It's no secret that McDonald's (NYSE:MCD) has had a rough ride in 2014, which was marked by crumbling sales in both the United States and abroad. Domestically, McDonald's has been hit by its core customers' continued financial distress, as well as slowing service times at the drive-thru and an overly complex menu. In the international markets, McDonald's is still reeling from a food-quality scandal in China. In fact, China has been a rough market all year for most large fast-food chains, including Yum! Brands. The operator of the KFC, Taco Bell, and Pizza Hut chains recently cut its 2014 earnings forecast for the second time this year based partly on China woes.
The most troublesome aspect of being a McDonald's shareholder is that even though management pinpointed the company's problems early on, very little was done throughout the year to change course. In monthly sales reports and quarterly earnings releases, Chief Executive Officer Don Thompson repeatedly cited the complicated menu as a problem, and vowed to fix it, without offering much in the way of specifics. That is, until now. McDonald's is finally doing something to simplify its 100-plus-item menu, eliminating five Extra Value Meals and eight items that could include variations of the Quarter Pounder with Cheese, Premium Chicken sandwich, and Snack Wrap.
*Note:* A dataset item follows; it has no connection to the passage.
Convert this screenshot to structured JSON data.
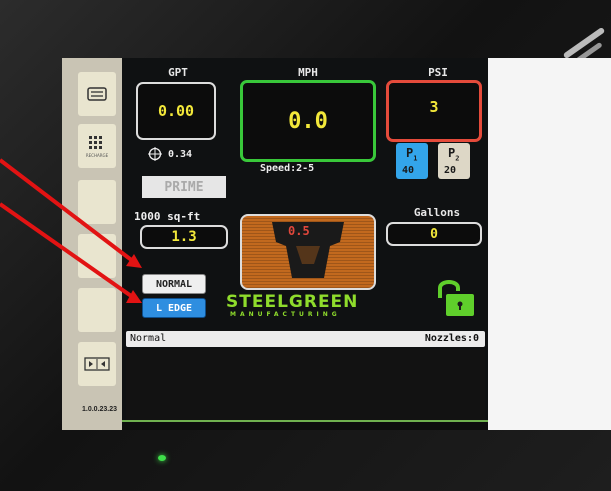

Several items getting the boot
The rising wait times and worsening customer service at McDonald's have been well-documented. As McDonald's released more complex menu offerings, it suffered in its ability to complete orders in a timely manner. As fast-food industry publication QSR stated in its Drive-Thru Performance Study last year, McDonald's had sunk to its slowest average speed of service in the history of the survey, at just over three minutes. Not surprisingly, this is hurting the company's financial performance. Global same-restaurant sales at McDonald's fell 3.3% year over year in the most recent quarter, ended Sept. 30, because of declining traffic across all operating segments. Things have deteriorated since then, as November comparable sales fell 4.6% in the United States.
On Dec. 10, McDonald's revealed it will cut eight food items from the menu and five Extra Value Meals, leaving 11 Extra Value meals. The Wall Street Journal reported that day that executives did not specify which items would be cut.
Other organizations are now reporting on what might get the ax nationally.
McDonald's is currently testing cutting out three varieties of the Quarter Pounder with Cheese, USA TODAY reported, reducing the options from four to one. In addition, McDonald's is also testing cutting Premium Chicken sandwiches and Snack Wraps from three to one, USA TODAY quoted a McDonald's spokeswoman as saying.
In its announcement, McDonald's reiterated that more menu changes are to come. The burger chain is gearing up to offer customization of burgers, for example. In certain restaurants, customers can choose toppings as part of McDonald's "Create Your Taste" initiative. This is clearly designed to better compete with restaurants such as Chipotle Mexican Grill, which offer station-to-station ordering in which customers make all the choices of what goes into their meals.
Complexity is out; customization is in
This is the right course of action for McDonald's. The initial thinking that "bigger is better" when it comes to the menu was flawed. Having more items on the menu does not necessarily result in higher sales and profits. In McDonald's case, the menu was so bloated that customers waited in line for longer and took longer to place orders, and workers took longer to complete orders. The expanded menu did little but create bottlenecks that slowed the entire ordering and meal fulfillment process
To be sure, there is no guarantee that these initiatives will cure all that ails McDonald's. The company still suffers from the negativity surrounding the health effects of fast food, and that will remain. But McDonald's only made its problems worse with a bloated menu and slow customer service. There was little reason to offer four different versions of the Quarter Pounder and so many Extra Value Meals. This simply drove customers to the company's Dollar Menu and More, which offers simpler, individual items that consumers can piece together for lower costs. McDonald's isn't out of the woods by any means, but it's finally waking up and taking action.